As an example, I recently worked with files up to 2GB, which are frankly still quite small in the world of Big data. The files contain only a few million records but most text editors or popular programs like Excel or Apple Numbers were already unable to open them.
Some developer tools like IntelliJ or Sublime Text could open these files in a read-only mode but the normal plugins such as Rainbow CSV do not work. I have since given up on opening such huge CSV files and now typically just peek them via bash:
$ head large-file.csv
Sometimes, due to their size, CSVs also have to be compressed and sent as ZIP files. It also takes more time to process huge CSVs compared to other file formats.

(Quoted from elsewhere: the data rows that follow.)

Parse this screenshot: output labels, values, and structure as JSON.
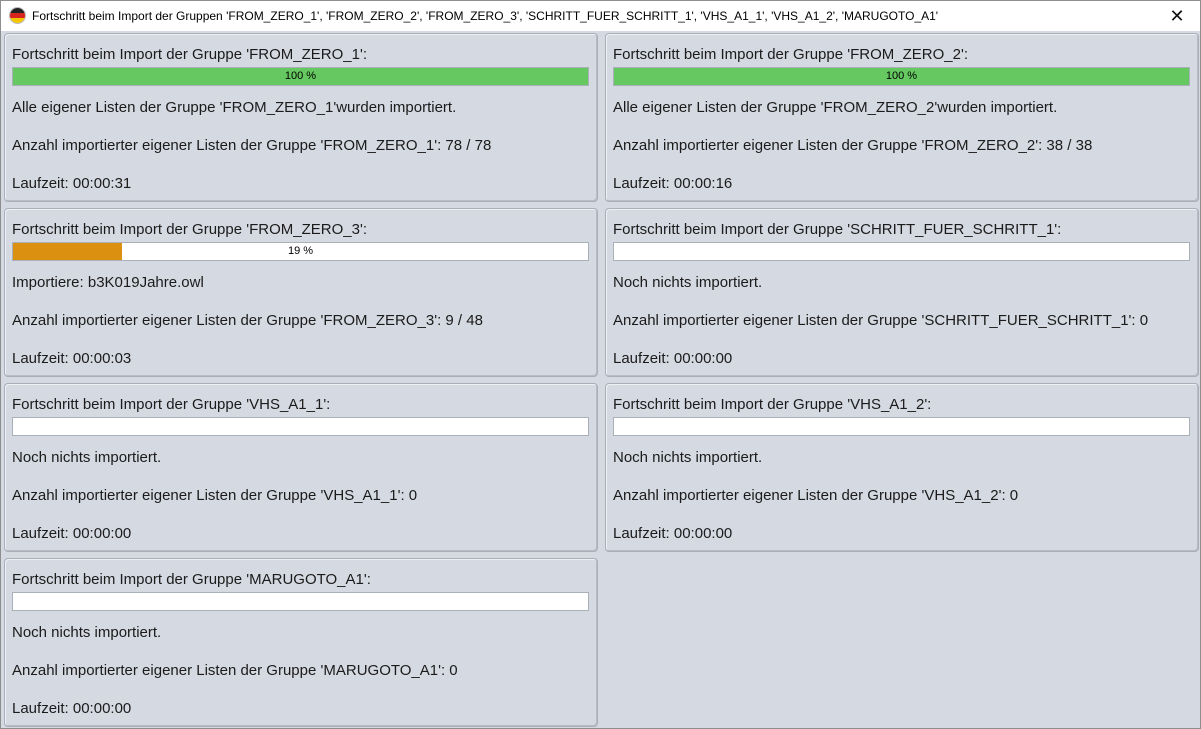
{
  "window": {
    "title": "Fortschritt beim Import der Gruppen 'FROM_ZERO_1', 'FROM_ZERO_2', 'FROM_ZERO_3', 'SCHRITT_FUER_SCHRITT_1', 'VHS_A1_1', 'VHS_A1_2', 'MARUGOTO_A1'",
    "close_label": "✕",
    "app_icon": "german-flag-circle-icon"
  },
  "colors": {
    "complete": "#66c860",
    "in_progress": "#dc9010"
  },
  "panels": [
    {
      "title": "Fortschritt beim Import der Gruppe 'FROM_ZERO_1':",
      "progress": 100,
      "progress_label": "100 %",
      "status": "Alle eigener Listen der Gruppe 'FROM_ZERO_1'wurden importiert.",
      "count": "Anzahl importierter eigener Listen der Gruppe 'FROM_ZERO_1': 78 / 78",
      "runtime": "Laufzeit: 00:00:31"
    },
    {
      "title": "Fortschritt beim Import der Gruppe 'FROM_ZERO_2':",
      "progress": 100,
      "progress_label": "100 %",
      "status": "Alle eigener Listen der Gruppe 'FROM_ZERO_2'wurden importiert.",
      "count": "Anzahl importierter eigener Listen der Gruppe 'FROM_ZERO_2': 38 / 38",
      "runtime": "Laufzeit: 00:00:16"
    },
    {
      "title": "Fortschritt beim Import der Gruppe 'FROM_ZERO_3':",
      "progress": 19,
      "progress_label": "19 %",
      "status": "Importiere: b3K019Jahre.owl",
      "count": "Anzahl importierter eigener Listen der Gruppe 'FROM_ZERO_3': 9 / 48",
      "runtime": "Laufzeit: 00:00:03"
    },
    {
      "title": "Fortschritt beim Import der Gruppe 'SCHRITT_FUER_SCHRITT_1':",
      "progress": 0,
      "progress_label": "",
      "status": "Noch nichts importiert.",
      "count": "Anzahl importierter eigener Listen der Gruppe 'SCHRITT_FUER_SCHRITT_1': 0",
      "runtime": "Laufzeit: 00:00:00"
    },
    {
      "title": "Fortschritt beim Import der Gruppe 'VHS_A1_1':",
      "progress": 0,
      "progress_label": "",
      "status": "Noch nichts importiert.",
      "count": "Anzahl importierter eigener Listen der Gruppe 'VHS_A1_1': 0",
      "runtime": "Laufzeit: 00:00:00"
    },
    {
      "title": "Fortschritt beim Import der Gruppe 'VHS_A1_2':",
      "progress": 0,
      "progress_label": "",
      "status": "Noch nichts importiert.",
      "count": "Anzahl importierter eigener Listen der Gruppe 'VHS_A1_2': 0",
      "runtime": "Laufzeit: 00:00:00"
    },
    {
      "title": "Fortschritt beim Import der Gruppe 'MARUGOTO_A1':",
      "progress": 0,
      "progress_label": "",
      "status": "Noch nichts importiert.",
      "count": "Anzahl importierter eigener Listen der Gruppe 'MARUGOTO_A1': 0",
      "runtime": "Laufzeit: 00:00:00"
    }
  ]
}
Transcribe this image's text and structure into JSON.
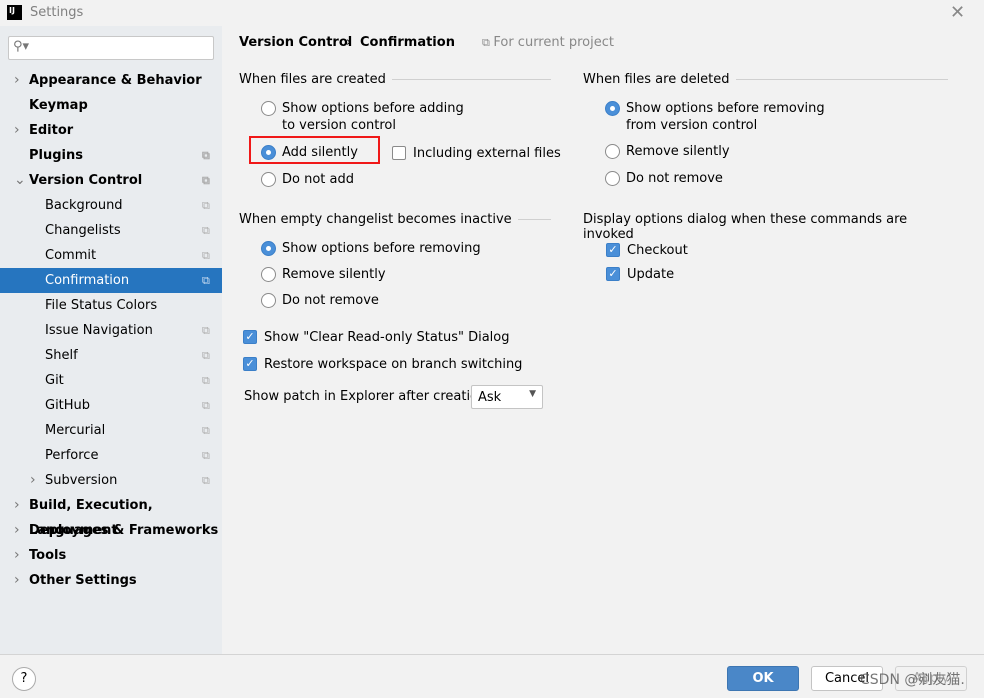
{
  "window": {
    "title": "Settings",
    "logo": "IJ"
  },
  "sidebar": {
    "search_placeholder": "",
    "items": [
      {
        "label": "Appearance & Behavior",
        "level": 0,
        "arrow": "right"
      },
      {
        "label": "Keymap",
        "level": 0
      },
      {
        "label": "Editor",
        "level": 0,
        "arrow": "right"
      },
      {
        "label": "Plugins",
        "level": 0,
        "copy": true
      },
      {
        "label": "Version Control",
        "level": 0,
        "arrow": "down",
        "copy": true
      },
      {
        "label": "Background",
        "level": 1,
        "copy": true
      },
      {
        "label": "Changelists",
        "level": 1,
        "copy": true
      },
      {
        "label": "Commit",
        "level": 1,
        "copy": true
      },
      {
        "label": "Confirmation",
        "level": 1,
        "copy": true,
        "selected": true
      },
      {
        "label": "File Status Colors",
        "level": 1
      },
      {
        "label": "Issue Navigation",
        "level": 1,
        "copy": true
      },
      {
        "label": "Shelf",
        "level": 1,
        "copy": true
      },
      {
        "label": "Git",
        "level": 1,
        "copy": true
      },
      {
        "label": "GitHub",
        "level": 1,
        "copy": true
      },
      {
        "label": "Mercurial",
        "level": 1,
        "copy": true
      },
      {
        "label": "Perforce",
        "level": 1,
        "copy": true
      },
      {
        "label": "Subversion",
        "level": 1,
        "arrow": "right",
        "copy": true
      },
      {
        "label": "Build, Execution, Deployment",
        "level": 0,
        "arrow": "right"
      },
      {
        "label": "Languages & Frameworks",
        "level": 0,
        "arrow": "right"
      },
      {
        "label": "Tools",
        "level": 0,
        "arrow": "right"
      },
      {
        "label": "Other Settings",
        "level": 0,
        "arrow": "right"
      }
    ]
  },
  "breadcrumb": {
    "parent": "Version Control",
    "current": "Confirmation",
    "scope": "For current project"
  },
  "created": {
    "title": "When files are created",
    "opt1": "Show options before adding",
    "opt1b": "to version control",
    "opt2": "Add silently",
    "opt3": "Do not add",
    "external": "Including external files",
    "selected": 2
  },
  "deleted": {
    "title": "When files are deleted",
    "opt1": "Show options before removing",
    "opt1b": "from version control",
    "opt2": "Remove silently",
    "opt3": "Do not remove",
    "selected": 1
  },
  "empty": {
    "title": "When empty changelist becomes inactive",
    "opt1": "Show options before removing",
    "opt2": "Remove silently",
    "opt3": "Do not remove",
    "selected": 1
  },
  "display": {
    "title": "Display options dialog when these commands are invoked",
    "checkout": "Checkout",
    "update": "Update"
  },
  "checks": {
    "readonly": "Show \"Clear Read-only Status\" Dialog",
    "restore": "Restore workspace on branch switching"
  },
  "patch": {
    "label": "Show patch in Explorer after creation:",
    "value": "Ask"
  },
  "footer": {
    "help": "?",
    "ok": "OK",
    "cancel": "Cancel",
    "apply": "Apply",
    "watermark": "CSDN @剜友猫."
  },
  "colors": {
    "accent": "#2675bf",
    "highlight": "#f01818"
  }
}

Such scenarios often make me think of replacing CSV with other encoding formats such as AVRO that can handle these problems out-of-the-box.
Conclusion
In short, CSVs can be tricky to work with, especially for large applications.
If CSV ingestion is part of the core logic of your data pipelines, I would recommend exploring the data first to determine the special cases within the data. Following that, you can experiment and test different libraries to determine if they suit your needs.